To simulate these two cohorts, we create two groups, each defined via a data frame of the individuals covariates, and pass them as simulx input argument. For instance for group 1:

# covariate data frame for group 1, with column id and one column per covariate
cov1 <- data.frame(id=1:137,
                   karno = rnorm(137,mean=70, sd=5),
                   celltype = c(rep("squamous",100),rep("large",12),rep("smallcell",12),rep("adeno",13)),
                   diagtime = NaN,                                #unused in model but must be present
                   age = NaN,                                     #unused in model but must be present
                   trt = c(rep("test",100),rep("standard",37)),   #unused in model but must be present
                   priortherapy = c(rep("yes",100),rep("no",37))) #unused in model but must be present

#============= calling simulx for group 1
res1 <- simulx(project = project.file,
               parameter = cov1)

After having put together the results for group 1 and group 2, we obtain the following prediction:

Because the time of death is a random variable, several simulations of the same population will lead to different survival curves.

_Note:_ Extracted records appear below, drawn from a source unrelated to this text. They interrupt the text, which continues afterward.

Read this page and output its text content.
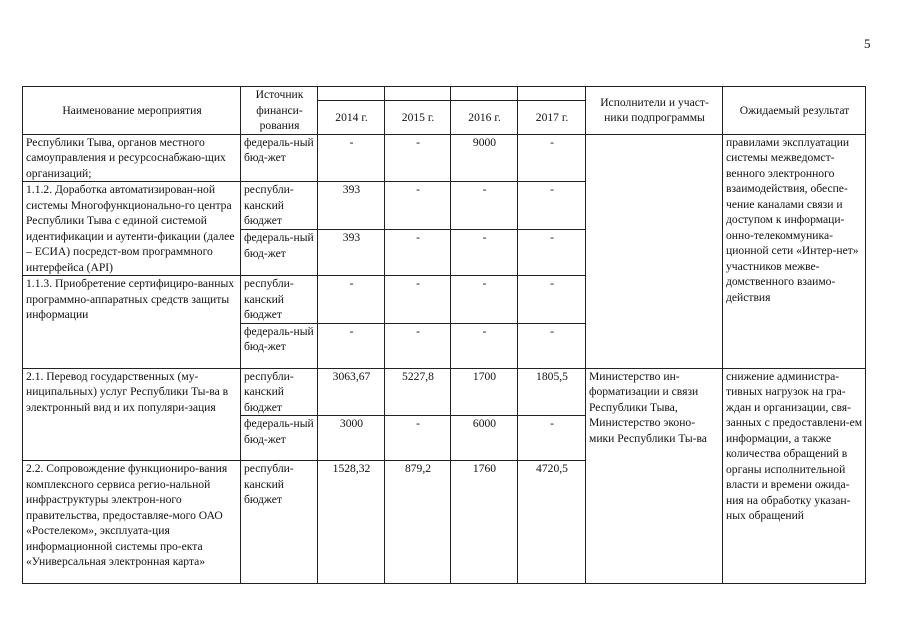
5
Наименование мероприятия	Источник финанси-рования					Исполнители и участ-ники подпрограммы	Ожидаемый результат
		2014 г.	2015 г.	2016 г.	2017 г.		
Республики Тыва, органов местного самоуправления и ресурсоснабжаю-щих организаций;	федераль-ный бюд-жет	-	-	9000	-		правилами эксплуатации системы межведомст-венного электронного взаимодействия, обеспе-чение каналами связи и доступом к информаци-онно-телекоммуника-ционной сети «Интер-нет» участников межве-домственного взаимо-действия
1.1.2. Доработка автоматизирован-ной системы Многофункционально-го центра Республики Тыва с единой системой идентификации и аутенти-фикации (далее – ЕСИА) посредст-вом программного интерфейса (API)	республи-канский бюджет	393	-	-	-		
	федераль-ный бюд-жет	393	-	-	-		
1.1.3. Приобретение сертифициро-ванных программно-аппаратных средств защиты информации	республи-канский бюджет	-	-	-	-		
	федераль-ный бюд-жет	-	-	-	-		
2.1. Перевод государственных (му-ниципальных) услуг Республики Ты-ва в электронный вид и их популяри-зация	республи-канский бюджет	3063,67	5227,8	1700	1805,5	Министерство ин-форматизации и связи Республики Тыва, Министерство эконо-мики Республики Ты-ва	снижение администра-тивных нагрузок на гра-ждан и организации, свя-занных с предоставлени-ем информации, а также количества обращений в органы исполнительной власти и времени ожида-ния на обработку указан-ных обращений
	федераль-ный бюд-жет	3000	-	6000	-		
2.2. Сопровождение функциониро-вания комплексного сервиса регио-нальной инфраструктуры электрон-ного правительства, предоставляе-мого ОАО «Ростелеком», эксплуата-ция информационной системы про-екта «Универсальная электронная карта»	республи-канский бюджет	1528,32	879,2	1760	4720,5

We can assess the uncertainty of the survival curve by doing replicates. This can be done very easily by adding an argument nrep:

res1 <- simulx(project = project.file,
               parameter = cov1,
               nrep = 100)

We then obtain a prediction interval for the two survival curves:

Conclusion

Monolix permits an efficient parametric analysis of this TTE data set. The risk of death for male patients with advanced inoperable lung cancer appears to be constant over time (exponential distribution of death times). Prognostic factors are the histological type of the tumor (cell type) and the overall health Karnofsky score. Unfortunately, no improvement with the new treatment can be shown, given the data. The parametric nature of the model permits to easily predict the survival probability for a typical subject with a given celltype and a given karno score.

Using Simulx, the developed parametric model can be used for more advanced predictions. Indeed, we can define new populations with a complex mix of covariates (different celltypes and different karno scores) and simulate the expected survival for this population. The uncertainty of the prediction can easily be assessed via replicates.